Costituiscono pagamento in senso tecnico (determinando uno spostamento di ricchezza a favore della banca) le c.d. rimesse solutorie, ovvero i versamenti effettuati dal correntista su un conto corrente per il quale vi sia stato uno sconfinamento rispetto al fido concesso (con contratto di apertura di credito in conto corrente) oppure su un conto corrente ab origine non affidato. Con riferimento, invece, alle rimesse c.d. ripristinatorie, che affluiscono su un conto non “scoperto” ma solo “passivo” – non essendovi stato sconfinamento rispetto al limite di affidamento – non può parlarsi tecnicamente di pagamento atteso che, con quei versamenti, il correntista si limita a ripristinare la provvista, e non si determina alcuno spostamento patrimoniale a favore della banca, potendo riutilizzare in qualsiasi momento la somma versata sul conto corrente, che la banca è contrattualmente obbligata a tenere a disposizione del cliente fino alla eventuale revoca dell’affidamento.

Pertanto, se, nel corso del rapporto di conto corrente, i versamenti di danaro eseguiti su di esso dal correntista hanno la semplice finalità di ripristinare il fido concesso dalla banca al cliente, potrà parlarsi di pagamento solo dopo che, conclusosi il rapporto di apertura di credito in conto corrente, la banca abbia ottenuto dal correntista la restituzione del saldo finale, nel computo del quale risultino compresi interessi non dovuti e, perciò, da restituire, se corrisposti dal cliente all’atto della chiusura del conto.

Pertanto, in parziale riforma della motivazione addotta dalla Corte d’Appello, la Cassazione afferma che non è esatto che si può parlare di “pagamenti” solo dopo la chiusura del conto corrente: tale eventualità si verifica, invece, solo nella situazione evidenziata dalle Sezioni Unite, in cui siano affluite su un conto affidato solo rimesse di natura ripristinatoria.

Ove i versamenti siano eseguiti su un conto “scoperto”, si potrà parlare di pagamento in senso tecnico, anche se questo è avvenuto in costanza di rapporto.

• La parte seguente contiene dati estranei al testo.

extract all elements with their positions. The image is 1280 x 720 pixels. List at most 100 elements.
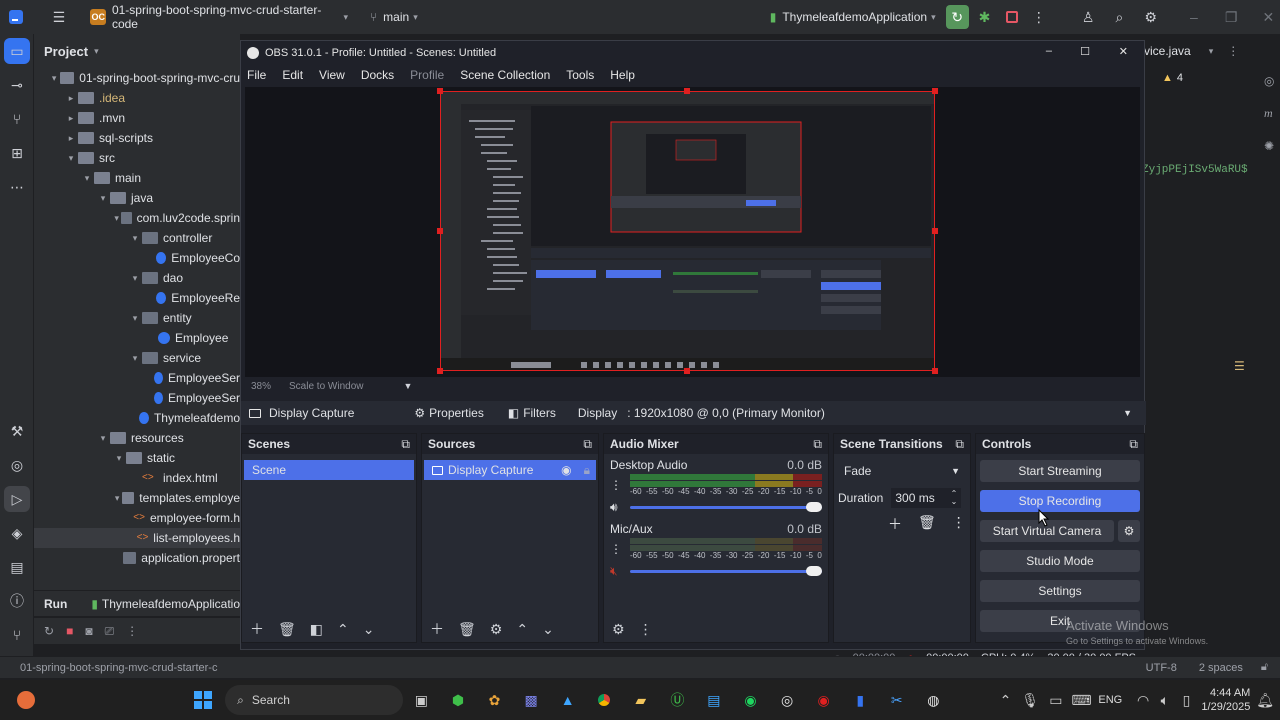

Ne consegue che l’azione di ripetizione dell’indebito può essere esercitata anche in costanza del rapporto di conto corrente bancario, ma, affinché la pretesa del correntista, cui sia stata illegittimamente addebitata una somma, seguita da un suo versamento, sia qualificabile come ripetizione di indebito pagamento, occorre che quel versamento abbia natura solutoria.

In caso contrario, infatti, non è configurabile un diritto di ripetizione dell’indebito: il correntista potrà eventualmente agire per far dichiarare la nullità del titolo su cui quell’addebito si basa e, di conseguenza, per ottenere una rettifica in suo favore delle risultanze del conto stesso; certo non può agire per la ripetizione di un pagamento che, in quanto tale, non ha ancora avuto luogo.

Infine, la Corte afferma nuovamente che, ove gli estratti conto bancari prodotti dal correntista siano comunque idonei ad attestare senza soluzione di continuità tutte le rimesse suscettibili di ripetizione verificatisi da un certo periodo in poi fino da all’estinzione del rapporto (rimanendo sprovvisto di documentazione solo il periodo iniziale), la domanda di ripetizione dell’indebito è accoglibile, previo espletamento di una consulenza tecnica d’ufficio che prenda come punto di partenza, nell’elaborazione dei conteggi, il saldo del primo estratto conto disponibile.